Prof. Parker's Data Science Journey: 2019

I recently completed a data science project analyzing housing price time series data provided by Zillow.com. The goal of the project was to pick a region of the country and determine what the "5 best zip codes for investment" would be for an investment firm. I set my sights on Atlanta, Georgia, but then had to determine what characteristics constituted a "best" zip code. I ultimately decided that an ideal zip code for investment would be one that is highly predictable (low price volatility) and offers a relatively high return on investment (ROI).

First, several libraries and packages need to be imported to Python:

#for math and data structure
import pandas as pd
import numpy as np
from sklearn.metrics import mean_squared_error
#for modeling
from statsmodels.tsa.statespace.sarimax import SARIMAX
from statsmodels.tsa.seasonal import seasonal_decompose as sd
import itertools
#for visualizations
import matplotlib.pyplot as plt
%matplotlib inline
import seaborn as sns
sns.set_style('darkgrid')

Limiting Scope

After pre-processing and paring down the Zillow data set to only Atlanta, I made initial plots of the time series for each zip code.

As you can see, the housing bubble and crash of the mid-2000's is quite distinct.
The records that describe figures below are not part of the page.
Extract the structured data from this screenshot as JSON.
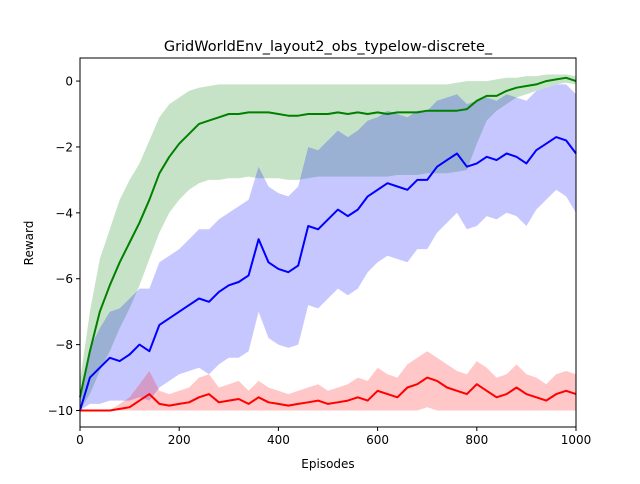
{
  "chart_data": {
    "type": "line",
    "title": "GridWorldEnv_layout2_obs_typelow-discrete_",
    "xlabel": "Episodes",
    "ylabel": "Reward",
    "xlim": [
      0,
      1000
    ],
    "ylim": [
      -10.5,
      0.7
    ],
    "x_ticks": [
      0,
      200,
      400,
      600,
      800,
      1000
    ],
    "y_ticks": [
      0,
      -2,
      -4,
      -6,
      -8,
      -10
    ],
    "x_tick_labels": [
      "0",
      "200",
      "400",
      "600",
      "800",
      "1000"
    ],
    "y_tick_labels": [
      "0",
      "−2",
      "−4",
      "−6",
      "−8",
      "−10"
    ],
    "grid": false,
    "legend": "none",
    "x": [
      0,
      20,
      40,
      60,
      80,
      100,
      120,
      140,
      160,
      180,
      200,
      220,
      240,
      260,
      280,
      300,
      320,
      340,
      360,
      380,
      400,
      420,
      440,
      460,
      480,
      500,
      520,
      540,
      560,
      580,
      600,
      620,
      640,
      660,
      680,
      700,
      720,
      740,
      760,
      780,
      800,
      820,
      840,
      860,
      880,
      900,
      920,
      940,
      960,
      980,
      1000
    ],
    "series": [
      {
        "color": "#008000",
        "values": [
          -9.6,
          -8.2,
          -7.0,
          -6.2,
          -5.5,
          -4.9,
          -4.3,
          -3.6,
          -2.8,
          -2.3,
          -1.9,
          -1.6,
          -1.3,
          -1.2,
          -1.1,
          -1.0,
          -1.0,
          -0.95,
          -0.95,
          -0.95,
          -1.0,
          -1.05,
          -1.05,
          -1.0,
          -1.0,
          -1.0,
          -0.95,
          -1.0,
          -0.95,
          -1.0,
          -0.95,
          -1.0,
          -0.95,
          -0.95,
          -0.95,
          -0.9,
          -0.9,
          -0.9,
          -0.9,
          -0.85,
          -0.6,
          -0.45,
          -0.45,
          -0.3,
          -0.2,
          -0.15,
          -0.1,
          0.0,
          0.05,
          0.1,
          0.0
        ],
        "upper": [
          -9.1,
          -7.0,
          -5.4,
          -4.5,
          -3.6,
          -3.0,
          -2.5,
          -1.8,
          -1.1,
          -0.7,
          -0.5,
          -0.3,
          -0.2,
          -0.15,
          -0.1,
          -0.1,
          -0.1,
          -0.1,
          -0.1,
          -0.1,
          -0.1,
          -0.1,
          -0.1,
          -0.1,
          -0.1,
          -0.1,
          -0.1,
          -0.1,
          -0.1,
          -0.1,
          -0.1,
          -0.1,
          -0.1,
          -0.1,
          -0.1,
          -0.1,
          -0.1,
          -0.1,
          -0.05,
          0.0,
          0.0,
          0.0,
          0.05,
          0.1,
          0.1,
          0.15,
          0.15,
          0.2,
          0.2,
          0.2,
          0.15
        ],
        "lower": [
          -10.0,
          -9.5,
          -8.8,
          -8.2,
          -7.5,
          -6.9,
          -6.2,
          -5.4,
          -4.6,
          -4.0,
          -3.6,
          -3.3,
          -3.1,
          -3.0,
          -3.0,
          -2.95,
          -2.95,
          -2.9,
          -2.95,
          -2.95,
          -2.95,
          -3.0,
          -3.0,
          -2.95,
          -2.9,
          -2.9,
          -2.9,
          -2.9,
          -2.9,
          -2.9,
          -2.9,
          -2.9,
          -2.85,
          -2.85,
          -2.85,
          -2.8,
          -2.8,
          -2.8,
          -2.75,
          -2.7,
          -1.9,
          -1.2,
          -0.9,
          -0.7,
          -0.5,
          -0.4,
          -0.3,
          -0.2,
          -0.1,
          -0.05,
          -0.1
        ]
      },
      {
        "color": "#0000ff",
        "values": [
          -10.0,
          -9.0,
          -8.7,
          -8.4,
          -8.5,
          -8.3,
          -8.0,
          -8.2,
          -7.4,
          -7.2,
          -7.0,
          -6.8,
          -6.6,
          -6.7,
          -6.4,
          -6.2,
          -6.1,
          -5.9,
          -4.8,
          -5.5,
          -5.7,
          -5.8,
          -5.6,
          -4.4,
          -4.5,
          -4.2,
          -3.9,
          -4.1,
          -3.9,
          -3.5,
          -3.3,
          -3.1,
          -3.2,
          -3.3,
          -3.0,
          -3.0,
          -2.6,
          -2.4,
          -2.2,
          -2.6,
          -2.5,
          -2.3,
          -2.4,
          -2.2,
          -2.3,
          -2.5,
          -2.1,
          -1.9,
          -1.7,
          -1.8,
          -2.2
        ],
        "upper": [
          -9.6,
          -8.1,
          -7.5,
          -7.0,
          -6.9,
          -6.6,
          -6.3,
          -6.3,
          -5.5,
          -5.3,
          -5.1,
          -4.8,
          -4.5,
          -4.5,
          -4.2,
          -4.0,
          -3.8,
          -3.6,
          -2.6,
          -3.2,
          -3.4,
          -3.5,
          -3.2,
          -2.0,
          -2.1,
          -1.8,
          -1.5,
          -1.7,
          -1.5,
          -1.2,
          -1.1,
          -0.9,
          -1.0,
          -1.1,
          -0.9,
          -0.9,
          -0.6,
          -0.5,
          -0.4,
          -0.7,
          -0.6,
          -0.5,
          -0.6,
          -0.4,
          -0.5,
          -0.6,
          -0.3,
          -0.2,
          -0.1,
          -0.1,
          -0.4
        ],
        "lower": [
          -10.0,
          -9.8,
          -9.8,
          -9.7,
          -9.7,
          -9.7,
          -9.6,
          -9.7,
          -9.3,
          -9.1,
          -8.9,
          -8.8,
          -8.7,
          -8.9,
          -8.6,
          -8.4,
          -8.4,
          -8.2,
          -7.0,
          -7.8,
          -8.0,
          -8.1,
          -8.0,
          -6.8,
          -6.9,
          -6.6,
          -6.3,
          -6.5,
          -6.3,
          -5.8,
          -5.5,
          -5.3,
          -5.4,
          -5.5,
          -5.1,
          -5.1,
          -4.6,
          -4.3,
          -4.0,
          -4.5,
          -4.4,
          -4.1,
          -4.2,
          -4.0,
          -4.1,
          -4.4,
          -3.9,
          -3.6,
          -3.3,
          -3.5,
          -4.0
        ]
      },
      {
        "color": "#ff0000",
        "values": [
          -10.0,
          -10.0,
          -10.0,
          -10.0,
          -9.95,
          -9.9,
          -9.7,
          -9.5,
          -9.8,
          -9.85,
          -9.8,
          -9.75,
          -9.6,
          -9.5,
          -9.75,
          -9.7,
          -9.65,
          -9.8,
          -9.6,
          -9.75,
          -9.8,
          -9.85,
          -9.8,
          -9.75,
          -9.7,
          -9.8,
          -9.75,
          -9.7,
          -9.6,
          -9.7,
          -9.4,
          -9.5,
          -9.6,
          -9.3,
          -9.2,
          -9.0,
          -9.1,
          -9.3,
          -9.4,
          -9.5,
          -9.2,
          -9.4,
          -9.6,
          -9.5,
          -9.3,
          -9.5,
          -9.6,
          -9.7,
          -9.5,
          -9.4,
          -9.5
        ],
        "upper": [
          -10.0,
          -10.0,
          -10.0,
          -10.0,
          -9.8,
          -9.6,
          -9.2,
          -8.8,
          -9.4,
          -9.5,
          -9.4,
          -9.3,
          -9.0,
          -8.9,
          -9.3,
          -9.2,
          -9.1,
          -9.4,
          -9.1,
          -9.3,
          -9.4,
          -9.5,
          -9.4,
          -9.3,
          -9.2,
          -9.4,
          -9.3,
          -9.2,
          -9.0,
          -9.1,
          -8.7,
          -8.9,
          -9.0,
          -8.6,
          -8.4,
          -8.2,
          -8.4,
          -8.6,
          -8.8,
          -8.9,
          -8.5,
          -8.7,
          -9.0,
          -8.9,
          -8.6,
          -8.9,
          -9.0,
          -9.2,
          -8.9,
          -8.8,
          -8.9
        ],
        "lower": [
          -10.0,
          -10.0,
          -10.0,
          -10.0,
          -10.0,
          -10.0,
          -10.0,
          -10.0,
          -10.0,
          -10.0,
          -10.0,
          -10.0,
          -10.0,
          -10.0,
          -10.0,
          -10.0,
          -10.0,
          -10.0,
          -10.0,
          -10.0,
          -10.0,
          -10.0,
          -10.0,
          -10.0,
          -10.0,
          -10.0,
          -10.0,
          -10.0,
          -10.0,
          -10.0,
          -10.0,
          -10.0,
          -10.0,
          -10.0,
          -10.0,
          -9.9,
          -10.0,
          -10.0,
          -10.0,
          -10.0,
          -10.0,
          -10.0,
          -10.0,
          -10.0,
          -10.0,
          -10.0,
          -10.0,
          -10.0,
          -10.0,
          -10.0,
          -10.0
        ]
      }
    ]
  }
}
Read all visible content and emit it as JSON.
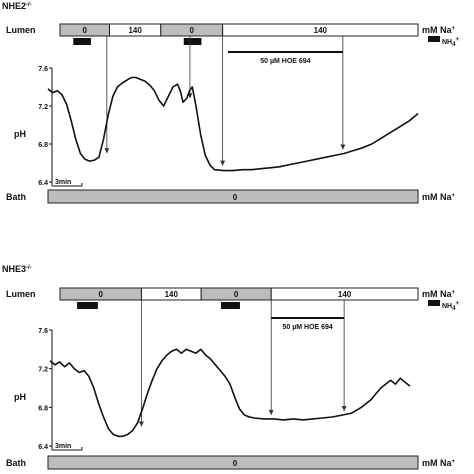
{
  "chart_data": [
    {
      "type": "line",
      "title": "NHE2",
      "title_sup": "-/-",
      "ylabel": "pH",
      "ylim": [
        6.4,
        7.6
      ],
      "yticks": [
        "7.6",
        "7.2",
        "6.8",
        "6.4"
      ],
      "scale_bar": "3min",
      "lumen": {
        "label": "Lumen",
        "unit": "mM Na",
        "unit_sup": "+",
        "segments": [
          {
            "value": "0",
            "shaded": true,
            "start": 0,
            "end": 5.6
          },
          {
            "value": "140",
            "shaded": false,
            "start": 5.6,
            "end": 11.4
          },
          {
            "value": "0",
            "shaded": true,
            "start": 11.4,
            "end": 18.4
          },
          {
            "value": "140",
            "shaded": false,
            "start": 18.4,
            "end": 40.5
          }
        ]
      },
      "nh4": {
        "label": "NH",
        "sub": "4",
        "sup": "+",
        "pulses": [
          [
            1.5,
            3.5
          ],
          [
            14.0,
            16.0
          ]
        ]
      },
      "drug": {
        "label": "50 µM HOE 694",
        "start": 19.0,
        "end": 32.0
      },
      "arrows": [
        5.3,
        14.7,
        18.4,
        32.0
      ],
      "bath": {
        "label": "Bath",
        "unit": "mM Na",
        "unit_sup": "+",
        "value": "0"
      },
      "series": [
        {
          "x": [
            0,
            0.5,
            1,
            1.5,
            2,
            2.5,
            3,
            3.5,
            4,
            4.5,
            5,
            5.5,
            6,
            6.5,
            7,
            7.5,
            8,
            8.5,
            9,
            9.5,
            10,
            10.5,
            11,
            11.5,
            12,
            12.5,
            13,
            13.5,
            14,
            14.3,
            14.6,
            15,
            15.3,
            15.6,
            16,
            16.5,
            17,
            17.5,
            18,
            19,
            20,
            21,
            22,
            23,
            24,
            25,
            26,
            27,
            28,
            29,
            30,
            31,
            32,
            33,
            34,
            35,
            36,
            37,
            38,
            39,
            40
          ],
          "y": [
            7.38,
            7.34,
            7.36,
            7.32,
            7.22,
            7.05,
            6.85,
            6.7,
            6.64,
            6.62,
            6.63,
            6.66,
            6.85,
            7.1,
            7.3,
            7.4,
            7.44,
            7.47,
            7.5,
            7.5,
            7.48,
            7.46,
            7.42,
            7.36,
            7.26,
            7.2,
            7.3,
            7.4,
            7.43,
            7.36,
            7.24,
            7.28,
            7.36,
            7.4,
            7.2,
            6.9,
            6.68,
            6.58,
            6.53,
            6.52,
            6.52,
            6.53,
            6.53,
            6.54,
            6.55,
            6.56,
            6.58,
            6.6,
            6.62,
            6.64,
            6.66,
            6.68,
            6.7,
            6.73,
            6.76,
            6.8,
            6.86,
            6.92,
            6.98,
            7.04,
            7.12
          ]
        }
      ]
    },
    {
      "type": "line",
      "title": "NHE3",
      "title_sup": "-/-",
      "ylabel": "pH",
      "ylim": [
        6.4,
        7.6
      ],
      "yticks": [
        "7.6",
        "7.2",
        "6.8",
        "6.4"
      ],
      "scale_bar": "3min",
      "lumen": {
        "label": "Lumen",
        "unit": "mM Na",
        "unit_sup": "+",
        "segments": [
          {
            "value": "0",
            "shaded": true,
            "start": 0,
            "end": 8.6
          },
          {
            "value": "140",
            "shaded": false,
            "start": 8.6,
            "end": 14.9
          },
          {
            "value": "0",
            "shaded": true,
            "start": 14.9,
            "end": 22.3
          },
          {
            "value": "140",
            "shaded": false,
            "start": 22.3,
            "end": 37.8
          }
        ]
      },
      "nh4": {
        "label": "NH",
        "sub": "4",
        "sup": "+",
        "pulses": [
          [
            1.8,
            4.0
          ],
          [
            17.0,
            19.0
          ]
        ]
      },
      "drug": {
        "label": "50 µM HOE 694",
        "start": 22.3,
        "end": 30.0
      },
      "arrows": [
        8.6,
        22.3,
        30.0
      ],
      "bath": {
        "label": "Bath",
        "unit": "mM Na",
        "unit_sup": "+",
        "value": "0"
      },
      "series": [
        {
          "x": [
            0,
            0.5,
            1,
            1.5,
            2,
            2.5,
            3,
            3.5,
            4,
            4.5,
            5,
            5.5,
            6,
            6.5,
            7,
            7.5,
            8,
            8.5,
            9,
            9.5,
            10,
            10.5,
            11,
            11.5,
            12,
            12.5,
            13,
            13.5,
            14,
            14.5,
            15,
            15.5,
            16,
            16.5,
            17,
            17.5,
            18,
            18.5,
            19,
            19.5,
            20,
            20.5,
            21,
            22,
            23,
            24,
            25,
            26,
            27,
            28,
            29,
            30,
            31,
            32,
            33,
            33.5,
            34,
            34.5,
            35,
            35.5,
            36,
            36.5,
            37
          ],
          "y": [
            7.28,
            7.24,
            7.27,
            7.22,
            7.26,
            7.2,
            7.16,
            7.18,
            7.12,
            7.0,
            6.84,
            6.7,
            6.58,
            6.52,
            6.5,
            6.5,
            6.52,
            6.56,
            6.64,
            6.78,
            6.94,
            7.08,
            7.2,
            7.28,
            7.34,
            7.38,
            7.4,
            7.36,
            7.4,
            7.38,
            7.36,
            7.4,
            7.34,
            7.3,
            7.24,
            7.18,
            7.12,
            7.04,
            6.9,
            6.78,
            6.72,
            6.7,
            6.69,
            6.68,
            6.68,
            6.67,
            6.68,
            6.67,
            6.68,
            6.69,
            6.7,
            6.72,
            6.74,
            6.8,
            6.88,
            6.94,
            7.0,
            7.04,
            7.08,
            7.04,
            7.1,
            7.06,
            7.02
          ]
        }
      ]
    }
  ]
}
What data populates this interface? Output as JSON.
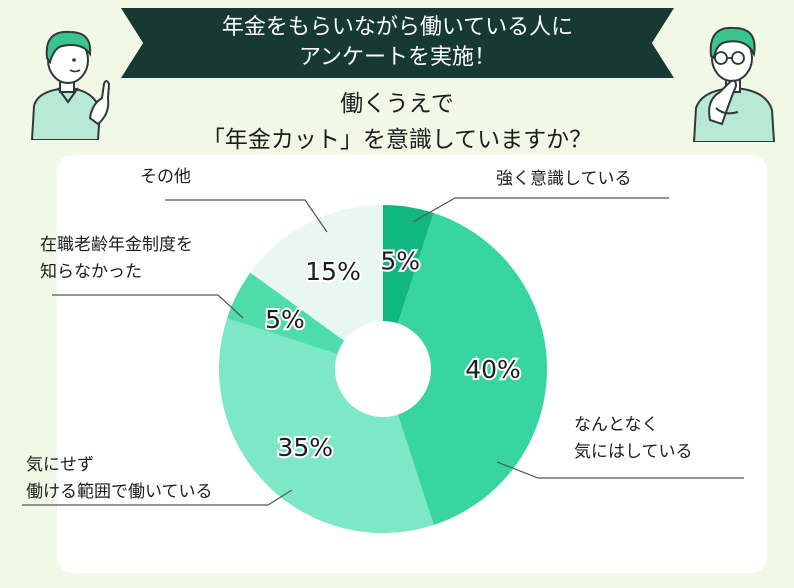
{
  "header": {
    "banner_line1": "年金をもらいながら働いている人に",
    "banner_line2": "アンケートを実施！",
    "question_line1": "働くうえで",
    "question_line2": "「年金カット」を意識していますか？"
  },
  "chart_data": {
    "type": "pie",
    "title": "",
    "categories": [
      "強く意識している",
      "なんとなく気にはしている",
      "気にせず働ける範囲で働いている",
      "在職老齢年金制度を知らなかった",
      "その他"
    ],
    "values": [
      5,
      40,
      35,
      5,
      15
    ],
    "value_labels": [
      "5%",
      "40%",
      "35%",
      "5%",
      "15%"
    ],
    "colors": [
      "#10b880",
      "#38d5a1",
      "#7ce8c6",
      "#4edcab",
      "#e9f7f3"
    ],
    "label_lines": [
      [
        "強く意識している"
      ],
      [
        "なんとなく",
        "気にはしている"
      ],
      [
        "気にせず",
        "働ける範囲で働いている"
      ],
      [
        "在職老齢年金制度を",
        "知らなかった"
      ],
      [
        "その他"
      ]
    ]
  },
  "colors": {
    "background": "#f1f9e6",
    "banner": "#163a31",
    "card": "#ffffff"
  }
}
Since the bubble/crash period comprises fully one half of the time series at my disposal, it would certainly wreak havoc when attempting to model overarching trends due to the inherent volatility. To remove this confounding factor, I decided to develop my models using only post-2011 data (when the housing market bottomed out and began its slow recovery). Not only would this remove a fair amount of volatility from the data, but it would also make more immediate trends more important. Given the shorter history, I also decided to limit predictions to only 2 years. Since this project is targeted at investment firms and not at potential home owners, the focus on smaller time horizons seemed justified as firms would be seeking more immediate returns compared to families planning to remain stationary for a decade or more.

ARIMA Modeling

After log-transforming my data to scale down values in the millions of dollars, I began building an ARIMA (Auto-Regressive Integrated Moving Average) model for each zip code. This first required iterating through possible combinations of AR, I, and MA parameter values (p,d,q) to find the combination which produced the model with the lowest AIC score (best fit) for each zip code:

def find_best_pdq(df, label, pdq):

"""

Input a dataframe and lists of potential pdq & pdqs values

Finds combination of pdq/pdqs values that returns lowest AIC

Returns tuple of label, pdq, and pdqs

"""

import warnings

warnings.filterwarnings('ignore')

results = []

for params in pdq:

try:

model = SARIMAX(endog=df, order=params,

enforce_stationarity=False,

enforce_invertibility=False)

AIC = model.fit().aic

results.append([params, AIC])

except:

continue

results.sort(key=lambda x: x[-1]) result_pdq = results[0][0]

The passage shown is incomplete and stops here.